Jesús llamó entonces a un niño, lo puso en medio de ellos y dijo: Les aseguro que si ustedes no cambian

y se vuelven como niños, no entrarán en el reino de los cielos.

MATEO 18:2

Los niños crean sus propios juguetes y personajes en la mente, aunque luego la mayoría de estas fantasías infantiles se olvidan.

Las circunstancias de la vida obligaron a que dos hermanos solo pudieran verse tras una larga separación; pero una vez, a los cincuenta años, se encontraron.

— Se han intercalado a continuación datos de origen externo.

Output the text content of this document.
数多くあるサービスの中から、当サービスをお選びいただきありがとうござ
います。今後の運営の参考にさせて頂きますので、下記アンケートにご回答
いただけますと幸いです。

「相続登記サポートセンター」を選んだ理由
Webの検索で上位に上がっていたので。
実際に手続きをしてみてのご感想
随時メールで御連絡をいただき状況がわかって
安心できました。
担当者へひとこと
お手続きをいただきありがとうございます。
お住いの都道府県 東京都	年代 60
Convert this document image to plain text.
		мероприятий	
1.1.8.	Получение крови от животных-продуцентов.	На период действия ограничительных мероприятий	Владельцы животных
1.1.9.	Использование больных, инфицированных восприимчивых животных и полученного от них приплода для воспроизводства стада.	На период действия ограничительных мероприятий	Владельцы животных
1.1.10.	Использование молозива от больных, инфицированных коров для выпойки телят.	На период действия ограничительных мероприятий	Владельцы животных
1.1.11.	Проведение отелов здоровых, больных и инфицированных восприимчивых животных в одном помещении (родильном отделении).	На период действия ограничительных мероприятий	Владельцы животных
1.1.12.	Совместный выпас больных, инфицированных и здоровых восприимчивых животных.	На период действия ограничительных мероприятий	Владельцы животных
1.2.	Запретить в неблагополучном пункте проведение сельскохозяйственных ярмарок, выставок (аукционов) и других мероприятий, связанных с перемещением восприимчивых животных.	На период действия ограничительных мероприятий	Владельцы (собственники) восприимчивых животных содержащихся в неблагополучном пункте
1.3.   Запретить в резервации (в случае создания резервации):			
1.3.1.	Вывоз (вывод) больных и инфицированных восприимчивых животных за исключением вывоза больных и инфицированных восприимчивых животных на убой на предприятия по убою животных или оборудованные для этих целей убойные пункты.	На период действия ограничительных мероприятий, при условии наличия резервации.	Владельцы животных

El hermano mayor miró fijamente al menor a los ojos y, después de unos instantes de silencio, le preguntó: “¿Quién es Silongo?”.

El hermano menor le devolvió la mirada mientras volvía atrás en el tiempo; pues sabía que la respuesta estaba en el pasado. No encontró nada en la adolescencia y continuó retrocediendo en los años, hasta que regresó a la velocidad de un parpadeo para contestar: “Silongo es el hermano de Peteco”.

En la brevedad de un instante aquel hombre había visitado su habitación, en la cual, a los cinco años y como siempre inquieto –hiperactivo diríamos ahora- saltaba de la cama una y otra vez, con aquellos pijamas blancos, de lana gastada, para ir a preguntarle algo a su hermano o contarle lo que le había ocurrido en aquel mundo suyo: el mundo real mezclado con el de sus fantasías.

Silongo y Peteco tenían vida propia. Le acompañaban y conversaban con él. Se convertían en personajes diferentes y desempeñaban distintos roles en cualquier tiempo. Él podía ser Silongo y su hermano Peteco.

En el encuentro, el hermano mayor también preguntó: “¿Te acuerdas cuando te encerrabas dentro del escaparate para leer a las luz de la linterna?”.

La memoria viajó menos lejos esta vez; pues eso había ocurrido cuando apenas asomaba a la adolescencia. El hermano menor, en su afán por encontrar soluciones a su sed de lectura, se metía debajo de la cama para leer a la luz de la linterna, y así no molestar a su hermano y no desobedecer la orden de sus padres de no tener la luz encendida demasiado tiempo porque eso gastaba electricidad y perturbaba el sueño de los demás. Al final encontró la solución: encerrarse dentro del escaparate, con la linterna y el libro, aunque sudara tanto que empapaba sus ropas. Allí podía terminar de leer un libro y hasta empezar otro. Y precisamente allí comenzaba una nueva aventura que le llevaba hasta la madrugada del otro día, con la cual empezaba un paréntesis que terminaba en una nueva noche de lectura.

Silongo y Peteco leían junto a él y, por supuesto, también sudaban por el calor de aquel recinto pequeño; pero no importaba, porque allí tomaban fuerzas para recorrer el ilimitado mundo de la imaginación y hacer sus incursiones en la realidad. ¿Acaso Blancanieves o Pinocho no nos habían visitado también, dejando huellas a su paso?

¡Ah! ¿Gracias a las preguntas de su hermano recuperó sus antiguos compañeros que se habían quedado atrapados…? No, era él mismo quien se había quedado atrapado en los moldes de la persona adulta, que crean muchas veces un espacio más cerrado que el de un escaparate; moldes que había rotos muchas veces con la imaginación y creatividad, pero no tanto como para llegar hasta Silongo y Peteco.

Hemos conocido acerca de Jesucristo, pero muy poco se sabe de su niñez y de su adolescencia. ¿Cuáles eran sus creaciones de niño? Casi seguro que tuvo amigos como Silongo y Peteco; y que creó más amigos, como otros que han imaginado mucho y por eso mantienen abiertos nuestros ojos hacia caminos que no se ven.

Está escrito que Jesús se fue como debía irse y que antes hizo cosas que debían hacerse; por lo que muchos, en su estrechez de adultos, piensan y divulgan que todo fue una fantasía. ¡Qué pena que tantas personas no tengan amigos como Silongo y Peteco! Solamente así tendrían acceso a las sendas misteriosas del sueño, la imaginación o la utopía.

Ha de haber de nuevo un empezar en el que recuperemos la visión infantil para poder llegar a la plenitud. Silongo y Peteco, ya estamos más cerca de ustedes. ¿Qué haremos la próxima vez?